Increased sales from your offline store are a great, but things can quickly turn sour if you have managed your stock correctly. Having to go back to a customer to tell them you are out of stock can severely damage the customer experience. Good inventory management is essential to avoiding customer disappointment. Using a fully integrated system like Weebly or Nettl to manage your e-commerce offering allows you to create professional websites, seamlessly connecting your on and offline stores.

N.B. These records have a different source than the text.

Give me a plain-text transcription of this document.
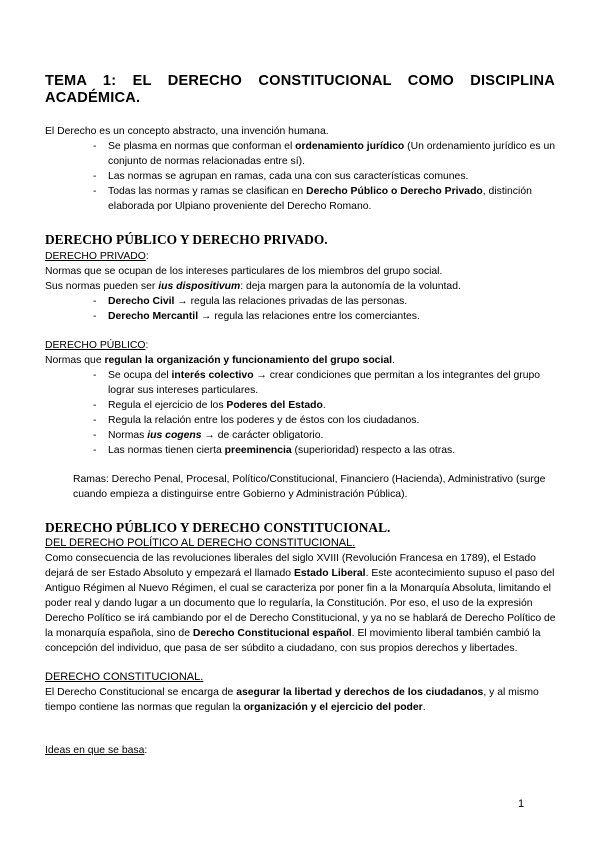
TEMA 1: EL DERECHO CONSTITUCIONAL COMO DISCIPLINA
ACADÉMICA.
El Derecho es un concepto abstracto, una invención humana.
- Se plasma en normas que conforman el ordenamiento jurídico (Un ordenamiento jurídico es un conjunto de normas relacionadas entre sí).
- Las normas se agrupan en ramas, cada una con sus características comunes.
- Todas las normas y ramas se clasifican en Derecho Público o Derecho Privado, distinción elaborada por Ulpiano proveniente del Derecho Romano.
DERECHO PÚBLICO Y DERECHO PRIVADO.
DERECHO PRIVADO:
Normas que se ocupan de los intereses particulares de los miembros del grupo social.
Sus normas pueden ser ius dispositivum: deja margen para la autonomía de la voluntad.
- Derecho Civil → regula las relaciones privadas de las personas.
- Derecho Mercantil → regula las relaciones entre los comerciantes.
DERECHO PÚBLICO:
Normas que regulan la organización y funcionamiento del grupo social.
- Se ocupa del interés colectivo → crear condiciones que permitan a los integrantes del grupo lograr sus intereses particulares.
- Regula el ejercicio de los Poderes del Estado.
- Regula la relación entre los poderes y de éstos con los ciudadanos.
- Normas ius cogens → de carácter obligatorio.
- Las normas tienen cierta preeminencia (superioridad) respecto a las otras.
Ramas: Derecho Penal, Procesal, Político/Constitucional, Financiero (Hacienda), Administrativo (surge cuando empieza a distinguirse entre Gobierno y Administración Pública).
DERECHO PÚBLICO Y DERECHO CONSTITUCIONAL.
DEL DERECHO POLÍTICO AL DERECHO CONSTITUCIONAL.
Como consecuencia de las revoluciones liberales del siglo XVIII (Revolución Francesa en 1789), el Estado dejará de ser Estado Absoluto y empezará el llamado Estado Liberal. Este acontecimiento supuso el paso del Antiguo Régimen al Nuevo Régimen, el cual se caracteriza por poner fin a la Monarquía Absoluta, limitando el poder real y dando lugar a un documento que lo regularía, la Constitución. Por eso, el uso de la expresión Derecho Político se irá cambiando por el de Derecho Constitucional, y ya no se hablará de Derecho Político de la monarquía española, sino de Derecho Constitucional español. El movimiento liberal también cambió la concepción del individuo, que pasa de ser súbdito a ciudadano, con sus propios derechos y libertades.
DERECHO CONSTITUCIONAL.
El Derecho Constitucional se encarga de asegurar la libertad y derechos de los ciudadanos, y al mismo tiempo contiene las normas que regulan la organización y el ejercicio del poder.
Ideas en que se basa:
1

Improving sales comes down to improving the customer experience. All retailers are different so survey your options and see what will work for you. Even simple things like extended opening hours to benefit from longer evenings, or leaving a water bowl out for pet owners can be effective in making consumers think positively of your shop. Don’t forget social media is a free and easy tool for you to showcase your products and advertise your services. If you choose to do something to encourage engagement, whether that's holding a sale or sponsoring a community event, remember to shout about it on all your social media!